We are looking for talented engineers who are passionate about designing and building high levels of availability, scalability and reliability into systems to join our Site Reliability Engineering Team. At Rokt we believe every team is responsible for running and operating the software they build. We are tasked with driving forward the reliability of the platform by working towards standardisation and supporting our teams, assessing their architecture, helping them to design reliable services, and cultivating excellent operational practices. We approach problems with the mindset on how to ensure they don’t happen again and identify pain-points in reliability and reduce the impact by changing the product, improving the processes, and coaching the developers. We respond to alerts & on-call pages, and work with development to define, measure, and exceed SLOs on the features our customers value the most.
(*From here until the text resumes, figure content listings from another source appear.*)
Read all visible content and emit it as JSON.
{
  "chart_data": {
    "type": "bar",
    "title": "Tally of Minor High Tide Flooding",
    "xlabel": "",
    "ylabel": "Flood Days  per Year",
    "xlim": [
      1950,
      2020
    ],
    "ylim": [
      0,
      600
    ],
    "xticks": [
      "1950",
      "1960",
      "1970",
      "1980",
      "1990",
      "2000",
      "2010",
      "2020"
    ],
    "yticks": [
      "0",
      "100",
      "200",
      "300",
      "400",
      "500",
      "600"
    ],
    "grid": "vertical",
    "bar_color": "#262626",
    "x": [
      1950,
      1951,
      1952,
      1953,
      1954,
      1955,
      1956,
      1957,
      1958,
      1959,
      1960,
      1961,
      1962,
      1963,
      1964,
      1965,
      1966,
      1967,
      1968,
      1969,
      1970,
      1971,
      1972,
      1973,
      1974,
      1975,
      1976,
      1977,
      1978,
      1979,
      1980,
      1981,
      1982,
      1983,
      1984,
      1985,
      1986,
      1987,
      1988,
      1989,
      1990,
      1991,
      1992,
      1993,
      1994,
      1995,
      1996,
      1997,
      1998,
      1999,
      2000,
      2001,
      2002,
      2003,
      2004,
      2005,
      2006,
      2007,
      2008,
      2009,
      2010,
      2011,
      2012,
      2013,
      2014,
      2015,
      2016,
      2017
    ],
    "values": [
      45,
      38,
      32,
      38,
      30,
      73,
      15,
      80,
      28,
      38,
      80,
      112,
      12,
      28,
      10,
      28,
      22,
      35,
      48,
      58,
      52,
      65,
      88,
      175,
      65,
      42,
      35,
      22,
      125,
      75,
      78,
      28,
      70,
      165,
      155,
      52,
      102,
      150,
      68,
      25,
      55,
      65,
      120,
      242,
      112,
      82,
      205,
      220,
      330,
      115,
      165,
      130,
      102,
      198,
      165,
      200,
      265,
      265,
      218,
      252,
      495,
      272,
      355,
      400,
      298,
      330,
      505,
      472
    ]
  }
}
You will have the unique opportunity to help build the practice of Site Reliability Engineering at Rokt. You will become intimate with the architecture of our systems and be responsible for diving deep into code, lead architecture and Root Cause Analysis workshops working directly with feature teams.
The mission of this role is to improve reliability, resilience and velocity for service teams at Rokt.
- Our day-to- day is driven by helping our product teams create robust software faster.
- Introduce best practices into the teams around observability, SLOs and reliability.
- Work in close collaboration with partner teams to shape the future roadmap to improve reliability and establish strong operational readiness across teams.
- Participate in system design consulting, and capacity planning.
- Identify areas for improvement across the organisation and drive Engineering-wide technical change in the field of Site Reliability.
- Share your knowledge by giving brown bags, tech talks, and evangelizing appropriate tech and engineering best practices.
- Partner with the broader Rokt organization to build a culture of rigorously learning from incidents.
- Contribute to Root Cause Analysis (RCA) investigations and follow up each incident to ensure the appropriate action items are in place and prioritized.
- Designing tools to help our entire engineering organization be as productive as possible.
- Lead development and roll out of new tools, technologies and processes that have high business impact and are used by multiple teams that improve reliability and velocity.
- Contribute to documentation and uplifting of partner teams
- Hands-on experience in Site Reliability and Observability Engineering, debugging, diagnosing and correcting errors and resolving high severity incidents
- Think about systems - edge cases, failure modes, behaviors, specific implementations.
- Experience building solutions in distributed systems for high volume transaction and/or developing support focused tooling.
- Strong software development experience with at least one of the following languages: Python, Java, Go, C# or similar.
- Experience working on various monitoring, and alerting tools
- You have done hands-on development with cloud infrastructure (AWS, GCE, Azure, Kubernetes, Docker).
- Hands-on experience with cloud infrastructure such as AWS, Google Compute or Azure.
- Experience in Defensive programming, Circuit breakers, Resilience frameworks, Fault tolerance, and self-healing mechanisms of services.
- An ability and desire to mentor and coach engineers.
- Strong organisational and interpersonal skills, with experience developing and instilling a culture of operational maturity.
- You have handled multiple on call shifts, and have navigated more than one incident through to the retrospective process.
- Systematic problem-solving approach, coupled with effective communication skills and a sense of ownership and drive.
- At Rokt we encourage autonomy; teams have complete ownership of their systems including building, running and monitoring. As such, you may be required to be on-call and respond to systems alerts should they arise.
- Work with the greatest talent in town. Our recruiting process is tough. We hold a high bar because we have a high performing culture - we only want the brightest and the best.
- Join a community. We believe the best things happen when we come together to solve complex problems and make meaningful connections with each other through interest groups, sports clubs, and social events.
- Accelerate your career. Develop through our global training events, ‘Level Up’ investment, online training courses and our fantastic people leaders. Take your career to Rokt’speed - the average time between promotions is 12 months.
- Take a break. When you work hard, we know you also need to rest. We offer generous time off and parental leave policies. We also offer a paid Rokt’star Sabbatical for employees who have been with us 3 years or more.
- Stay happy and healthy. Enjoy catered lunch 3 times a week and healthy snacks in the office. Plus, join the gym on us! Access generous retirement plans like a 4% dollar-for-dollar 401K matching plan in the US. In the US, get fully funded premium health insurance for your whole family.
- Become a shareholder. All Rokt’stars have stock options. If we succeed, everyone gets to enjoy the upside.
- See the world! Along with our global all-staff events in amazing locations (Phuket, Thailand in January 2020), we also offer generous relocation packages for those interested in moving to another Rokt office. We have cool offices in great cities - Tokyo, New York, Singapore, Boston, Sydney.
- We believe in equality. Rokt is an Equal Opportunity Employer and recognizes that a diverse workforce is crucial to our success as a business. We would love to hear from you - irrespective of socio-economic status or background, age, gender identity, race, religion, sexual orientation, color, pregnancy, carer/family responsibilities, national and social origin, political opinion, marital, veteran, or disability status.